# Port o lets



## daddymack (Jun 3, 2008)

So I have spent the last few years working at the headquarters of a big corporation. It's climate controlled, cafeteria, clean restrooms, the works. It can get boring a times but I can't complain.

For the last few weeks however I have been out in the real world. Still had indoor plumbing thank god.

Until.

The Owners of the building finally got tired of all the writing on the walls and had the GC provide the portolets.

I don't get the need to write on walls. I got over that around 3 years old. What P!sses me off the most I think is the F... the scabs stuff that was written. It just makes us look bad.

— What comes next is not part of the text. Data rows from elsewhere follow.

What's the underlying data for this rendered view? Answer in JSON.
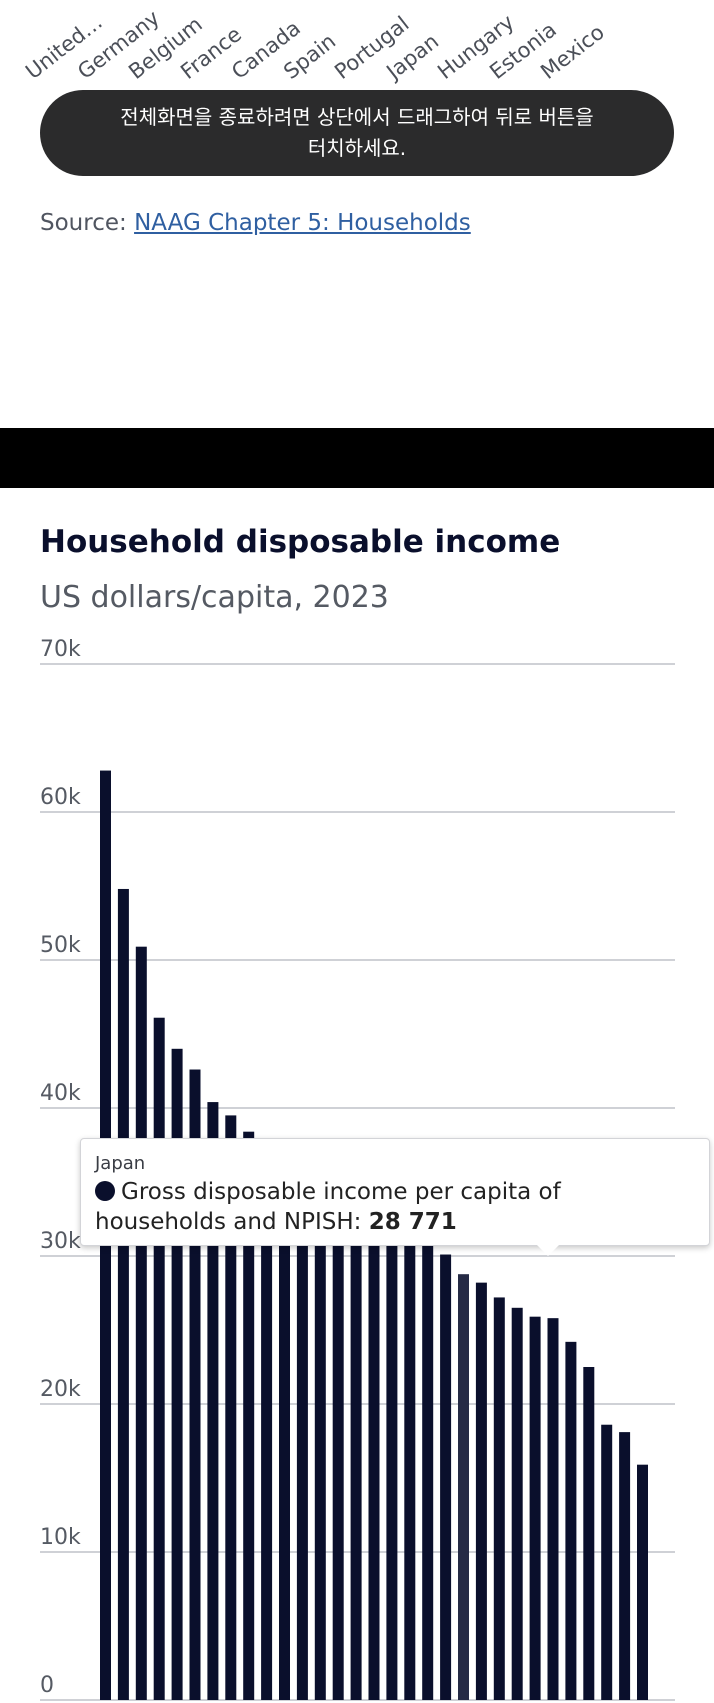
{
  "previous_chart": {
    "country_labels": [
      "United…",
      "Germany",
      "Belgium",
      "France",
      "Canada",
      "Spain",
      "Portugal",
      "Japan",
      "Hungary",
      "Estonia",
      "Mexico"
    ]
  },
  "toast": {
    "line1": "전체화면을 종료하려면 상단에서 드래그하여 뒤로 버튼을",
    "line2": "터치하세요."
  },
  "source": {
    "label": "Source: ",
    "link_text": "NAAG Chapter 5: Households"
  },
  "colors": {
    "bar": "#0a0f2c",
    "highlight_bar": "#252a45",
    "grid": "#cfd1d6",
    "toast_bg": "#2b2b2c",
    "link": "#2f5fa1"
  },
  "chart_data": {
    "type": "bar",
    "title": "Household disposable income",
    "subtitle": "US dollars/capita, 2023",
    "ylim": [
      0,
      70000
    ],
    "yticks": [
      0,
      10000,
      20000,
      30000,
      40000,
      50000,
      60000,
      70000
    ],
    "ytick_labels": [
      "0",
      "10k",
      "20k",
      "30k",
      "40k",
      "50k",
      "60k",
      "70k"
    ],
    "grid": true,
    "highlight_index": 20,
    "values": [
      62800,
      54800,
      50900,
      46100,
      44000,
      42600,
      40400,
      39500,
      38400,
      37700,
      37000,
      36300,
      35700,
      35100,
      34500,
      33900,
      33200,
      32300,
      31500,
      30100,
      28771,
      28200,
      27200,
      26500,
      25900,
      25800,
      24200,
      22500,
      18600,
      18100,
      15900
    ],
    "tooltip": {
      "country": "Japan",
      "series": "Gross disposable income per capita of households and NPISH",
      "value": "28 771"
    }
  }
}
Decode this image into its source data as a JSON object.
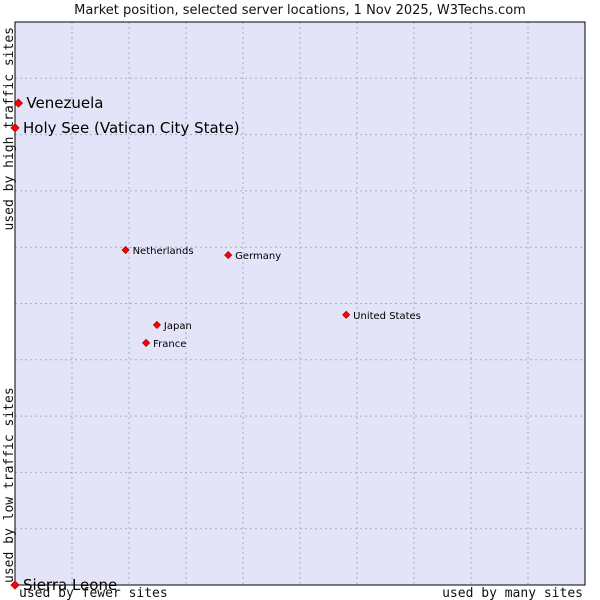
{
  "chart_data": {
    "type": "scatter",
    "title": "Market position, selected server locations, 1 Nov 2025, W3Techs.com",
    "xlabel_low": "used by fewer sites",
    "xlabel_high": "used by many sites",
    "ylabel_low": "used by low traffic sites",
    "ylabel_high": "used by high traffic sites",
    "xlim": [
      0,
      100
    ],
    "ylim": [
      0,
      100
    ],
    "grid": true,
    "colors": {
      "plot_bg": "#e4e4f8",
      "grid": "#aaaacc",
      "point": "#ff0000",
      "point_stroke": "#b00000"
    },
    "points": [
      {
        "label": "Venezuela",
        "x": 0.6,
        "y": 85.6,
        "size": "large"
      },
      {
        "label": "Holy See (Vatican City State)",
        "x": 0.0,
        "y": 81.2,
        "size": "large"
      },
      {
        "label": "Netherlands",
        "x": 19.4,
        "y": 59.5,
        "size": "small"
      },
      {
        "label": "Germany",
        "x": 37.4,
        "y": 58.6,
        "size": "small"
      },
      {
        "label": "United States",
        "x": 58.1,
        "y": 48.0,
        "size": "small"
      },
      {
        "label": "Japan",
        "x": 24.9,
        "y": 46.2,
        "size": "small"
      },
      {
        "label": "France",
        "x": 23.0,
        "y": 43.0,
        "size": "small"
      },
      {
        "label": "Sierra Leone",
        "x": 0.0,
        "y": 0.0,
        "size": "large"
      }
    ]
  }
}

I also know one of the people who was doing it. He works for me at the headquarters. He's a hard worker but not a very good speller which gives him away. He's an adult but, I got to let him know that thats not acceptable. If you want to do it, sign your name. Don't make all of us look guilty by association.


----------



## Speedy Petey (Jan 10, 2007)

This winter be sure to thank him for having to crap in a 15 degree port-a-potty.  :no:


----------



## brian john (Mar 11, 2007)

I was on a finished project and we had to use porta potties, finally the let us "IN" about a week latter the porta's were back. The workers were crappping on the floor on the wall every where but in the can. So back to the porta potties.

And you wonder why construction workers have a bad name.


----------



## Adam12 (May 28, 2008)

You can always find out whats going on at the jobsite simply by reading the $hitter walls.

Sometimes the stuff written is funny most of the time its written by illiterate morons and doesnt make any sense.


----------